Le Ministère a également participé à des réunions sur la justice pénale internationale tenues par les organismes suivants :

Au Conseil de l’Europe, le Ministère et Affaires mondiales Canada ont contribué à la négociation d’un protocole additionnel à la Convention sur la cybercriminalité du Conseil de l’Europe sur l’accès aux données transfrontalières.

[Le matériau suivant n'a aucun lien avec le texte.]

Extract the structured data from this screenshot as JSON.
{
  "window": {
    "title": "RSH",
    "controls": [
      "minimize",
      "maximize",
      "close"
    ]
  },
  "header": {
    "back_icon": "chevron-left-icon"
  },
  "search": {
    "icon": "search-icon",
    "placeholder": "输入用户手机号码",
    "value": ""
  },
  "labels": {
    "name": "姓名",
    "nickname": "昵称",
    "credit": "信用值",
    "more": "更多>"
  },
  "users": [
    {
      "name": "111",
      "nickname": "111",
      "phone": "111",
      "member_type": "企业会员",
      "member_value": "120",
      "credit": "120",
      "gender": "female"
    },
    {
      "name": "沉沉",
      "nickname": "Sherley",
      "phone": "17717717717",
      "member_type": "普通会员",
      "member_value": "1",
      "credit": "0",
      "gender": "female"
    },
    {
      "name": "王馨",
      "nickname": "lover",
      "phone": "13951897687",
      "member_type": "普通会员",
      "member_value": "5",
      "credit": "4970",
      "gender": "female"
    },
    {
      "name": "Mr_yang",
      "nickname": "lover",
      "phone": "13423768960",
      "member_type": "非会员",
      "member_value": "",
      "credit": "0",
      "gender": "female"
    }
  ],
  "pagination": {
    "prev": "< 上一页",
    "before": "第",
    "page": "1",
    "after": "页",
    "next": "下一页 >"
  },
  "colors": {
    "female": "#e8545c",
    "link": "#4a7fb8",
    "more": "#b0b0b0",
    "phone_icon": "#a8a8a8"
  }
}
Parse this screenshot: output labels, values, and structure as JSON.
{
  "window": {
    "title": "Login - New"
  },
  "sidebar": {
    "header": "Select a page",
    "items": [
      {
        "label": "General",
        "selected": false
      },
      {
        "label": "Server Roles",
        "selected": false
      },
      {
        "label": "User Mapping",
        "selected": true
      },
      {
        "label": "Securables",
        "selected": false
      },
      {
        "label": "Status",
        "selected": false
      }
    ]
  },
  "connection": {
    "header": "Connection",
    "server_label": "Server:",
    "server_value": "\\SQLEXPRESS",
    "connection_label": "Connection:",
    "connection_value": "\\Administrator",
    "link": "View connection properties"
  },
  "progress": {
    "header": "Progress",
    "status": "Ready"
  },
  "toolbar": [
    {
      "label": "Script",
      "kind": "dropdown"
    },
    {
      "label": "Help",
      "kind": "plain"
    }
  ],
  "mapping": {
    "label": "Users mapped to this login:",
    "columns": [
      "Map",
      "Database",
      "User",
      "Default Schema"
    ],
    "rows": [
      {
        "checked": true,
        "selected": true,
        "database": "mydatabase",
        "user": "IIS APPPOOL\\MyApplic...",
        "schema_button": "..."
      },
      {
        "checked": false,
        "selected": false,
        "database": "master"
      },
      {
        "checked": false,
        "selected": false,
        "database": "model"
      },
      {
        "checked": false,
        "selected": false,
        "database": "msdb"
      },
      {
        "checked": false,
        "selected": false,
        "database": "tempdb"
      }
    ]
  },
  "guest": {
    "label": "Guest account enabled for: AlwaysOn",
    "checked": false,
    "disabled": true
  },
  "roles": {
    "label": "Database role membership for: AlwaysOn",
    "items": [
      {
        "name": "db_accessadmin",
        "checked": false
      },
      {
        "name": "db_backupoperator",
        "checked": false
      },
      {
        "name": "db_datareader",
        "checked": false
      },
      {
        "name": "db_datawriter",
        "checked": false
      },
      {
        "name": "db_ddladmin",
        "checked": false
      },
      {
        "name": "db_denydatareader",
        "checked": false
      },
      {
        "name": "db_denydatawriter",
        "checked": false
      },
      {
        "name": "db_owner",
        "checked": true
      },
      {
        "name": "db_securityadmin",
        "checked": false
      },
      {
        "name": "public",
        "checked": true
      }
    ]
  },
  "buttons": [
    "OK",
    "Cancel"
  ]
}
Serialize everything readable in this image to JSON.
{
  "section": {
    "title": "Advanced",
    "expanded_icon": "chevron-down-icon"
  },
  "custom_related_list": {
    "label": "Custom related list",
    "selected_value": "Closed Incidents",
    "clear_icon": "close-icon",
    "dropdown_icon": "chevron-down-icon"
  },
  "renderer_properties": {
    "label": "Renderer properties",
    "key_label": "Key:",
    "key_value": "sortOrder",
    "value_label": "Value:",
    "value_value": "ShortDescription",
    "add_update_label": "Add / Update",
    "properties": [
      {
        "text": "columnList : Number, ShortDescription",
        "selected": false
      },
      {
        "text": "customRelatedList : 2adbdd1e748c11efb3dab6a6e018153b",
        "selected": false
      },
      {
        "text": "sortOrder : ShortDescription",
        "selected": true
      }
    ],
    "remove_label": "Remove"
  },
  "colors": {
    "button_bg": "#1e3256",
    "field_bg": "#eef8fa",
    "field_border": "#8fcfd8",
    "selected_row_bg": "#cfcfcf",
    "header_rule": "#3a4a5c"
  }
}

Le gouvernement du Canada est également devenu un membre à part entière de la Commission européenne pour la démocratie par le droit (Commission de Venise); le ministère de la Justice Canada est le chef de file pour la participation du Canada. La composition de la Commission de Venise est conforme au mandat, aux politiques et aux programmes du Ministère, qui font la promotion du respect du constitutionnalisme, de la primauté du droit, de l’administration de la justice (y compris l’indépendance judiciaire), des droits de la personne et de la protection des minorités.

Dans le domaine du droit de la famille, le Ministère a présenté un projet de loi en vue de moderniser le système de justice familiale du Canada afin qu’il soit plus pertinent, accessible et efficace (projet de loi C-78, Loi modifiant la Loi sur le divorce, la Loi d’aide à l’exécution des ordonnances et des ententes familiales et la Loi sur la saisie-arrêt et la distraction de pensions et apportant des modifications corrélatives à une autre loi). Il s’agit de la première modification importante au régime de droit de la famille du Canada depuis plus de 20 ans. Les nouvelles dispositions législatives visent à mettre l’intérêt des enfants en premier lieu, à contribuer à réduire la pauvreté des enfants, à lutter contre la violence familiale et à améliorer l’efficacité et l’efficience du système de justice familiale. En outre, le projet de loi permet aux parties d’utiliser l’une ou l’autre des langues officielles dans toutes les procédures devant les tribunaux de première instance en vertu de la Loi sur le divorce.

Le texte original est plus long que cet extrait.